HIPAA Regulatory Alert: Physician texting poses HITECH security challenges

Vague messages, secure network, and encryption add protection

With almost 80% of cell phone owners reporting they use text messaging,1 it is no surprise that physicians are doing the same. A survey of pediatric hospitalists found that 57% of clinicians send work-related messages, and 12% of the physicians reported texting 10 or more times per shift. Messages were received on personal phones by 41% of respondents and on hospital-owned phones by 18% of respondents.2

“The world is text messaging for all types of communications, so it is not surprising to find physicians taking advantage of a tool that is faster, more convenient, and more direct than other forms of communications,” says Jeffrey Evans, co-founder of Santa Monica, CA-based TigerText. “Email is cluttered and not fast enough for an immediate, open conversation, even when email can be accessed by a smartphone.”

Texting makes sense for physicians because a doctor’s job is inherently mobile, Evans points out. “A physician is rarely sitting in front of a computer,” he says. Making rounds, seeing patients in the office, or performing surgery means being away from a computer, he explains. “A doctor can be more efficient if he or she can check for lab results, confirm the time of surgery, or ask for a consultation while moving from place to place.”

Although texting might be more efficient for physicians and hospital employees, there are security issues a hospital must address, says Steve Hunt, CPP, CISSP, director of Neohapsis Labs, the research division of Chicago-based Neohapsis, a security risk consulting service. Although there are a several risks posed by texting protected health information (PHI), one of the more challenging risks is authentication of the sender or receiver’s identity. “Unlike a telephone conversation during which you hear a voice and can exchange information to verify identity, you don’t know who is holding the phone and responding to your text.” A misdialed phone number or a misplaced cell phone might result in information sent to the wrong person.

For this reason, Hunt suggests that physicians who text follow these suggestions to maintain compliance with Health Information Technology for Economic and Clinical Health Act (HITECH) privacy and security rules:

• When texting a patient with health information, keep it vague. Don’t say: “Your test is positive, give me a call.” Instead text: “Your test results are ready. Please call.”

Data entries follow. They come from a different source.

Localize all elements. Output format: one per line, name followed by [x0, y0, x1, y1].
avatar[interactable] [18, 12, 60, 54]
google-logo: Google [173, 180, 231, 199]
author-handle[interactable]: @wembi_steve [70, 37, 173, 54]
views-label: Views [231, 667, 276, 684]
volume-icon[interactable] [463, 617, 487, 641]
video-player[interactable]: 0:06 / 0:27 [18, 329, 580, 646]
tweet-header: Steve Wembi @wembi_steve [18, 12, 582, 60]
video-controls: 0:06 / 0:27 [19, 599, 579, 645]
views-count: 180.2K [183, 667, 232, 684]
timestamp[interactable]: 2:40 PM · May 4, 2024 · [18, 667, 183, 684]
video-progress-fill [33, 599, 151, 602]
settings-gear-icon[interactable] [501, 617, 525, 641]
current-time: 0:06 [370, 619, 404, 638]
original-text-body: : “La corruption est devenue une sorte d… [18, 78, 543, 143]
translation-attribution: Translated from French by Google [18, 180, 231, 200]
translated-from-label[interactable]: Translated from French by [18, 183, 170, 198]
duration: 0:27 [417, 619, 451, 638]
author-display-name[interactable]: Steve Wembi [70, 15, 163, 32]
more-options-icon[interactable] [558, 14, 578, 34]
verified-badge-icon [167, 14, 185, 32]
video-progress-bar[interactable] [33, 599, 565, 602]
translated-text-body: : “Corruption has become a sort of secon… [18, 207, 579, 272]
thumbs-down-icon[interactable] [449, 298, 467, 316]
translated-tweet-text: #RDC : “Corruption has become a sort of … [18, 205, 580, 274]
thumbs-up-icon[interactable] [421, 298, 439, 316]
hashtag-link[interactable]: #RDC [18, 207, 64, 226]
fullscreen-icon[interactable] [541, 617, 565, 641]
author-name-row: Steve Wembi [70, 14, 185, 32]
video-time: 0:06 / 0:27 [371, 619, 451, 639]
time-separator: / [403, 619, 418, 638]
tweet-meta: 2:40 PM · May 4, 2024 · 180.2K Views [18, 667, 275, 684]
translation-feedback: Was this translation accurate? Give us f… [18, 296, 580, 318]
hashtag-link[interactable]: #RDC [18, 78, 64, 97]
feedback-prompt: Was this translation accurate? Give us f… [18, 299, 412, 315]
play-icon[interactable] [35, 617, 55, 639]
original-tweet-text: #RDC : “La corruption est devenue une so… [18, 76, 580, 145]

• When texting physician to physician, separate data into several messages so a patient’s identification information is not in the same message as health information. For example, send one message with: “I’d like to inquire about Mrs. Smith.” Follow this message immediately with: “Was her test positive or negative?”

Both of these steps minimize risk but will not completely eliminate it, points out Hunt. “If a phone is lost, an unauthorized person can put together multiple messages to see PHI.”

Encryption is another way to minimize risk, but it is not foolproof. “Text message data is not encrypted when at rest or in transit,” explains Evans. Even if a phone is password-protected, the data is available to anyone who has the password, he points out.

Providers can improve security by sending messages on a secure network that receives messages, notifies the recipient that a message is waiting, and provides a link to the message, says Evans. Whatever system a provider implements must be able to authenticate senders and receivers as well as ensure information can’t be accessed by unauthorized persons, he suggests.

Personal phones used by physicians also can pose problems, points out Evans. A hospital-provided phone can be encrypted and contain protection such as passwords, but it is more difficult to get someone to allow a hospital to install software on a personal phone. “It is difficult to enforce encryption or other security measures when physicians or staff members are using personal phones,” he admits. “A hospital needs to develop good policies about the use of mobile devices and enforce them.”

The most important step to take is education, says Hunt. “Physicians and employees are so comfortable with text messaging, they don’t think about security risks,” he says. Explaining the risks of text messaging and encouraging vagueness in messaging are important now as communicating with text messages becomes more commonplace in the workplace.

“This is a good time to establish secure communication practices,” he adds.


1. Pew Internet and American Life Project. Mobile Health: 2012. Web: http://pewinternet.org/Commentary/2012/February/Pew-Internet-Mobile.aspx.

2. Kuhlmann S, Ahlers-Schmidt CR, Steinberger E. Text Messaging As a Means of Communication Among Pediatric Hospitalists. Presented at American Academy of Pediatrics National Conference, October 2012. New Orleans, LA.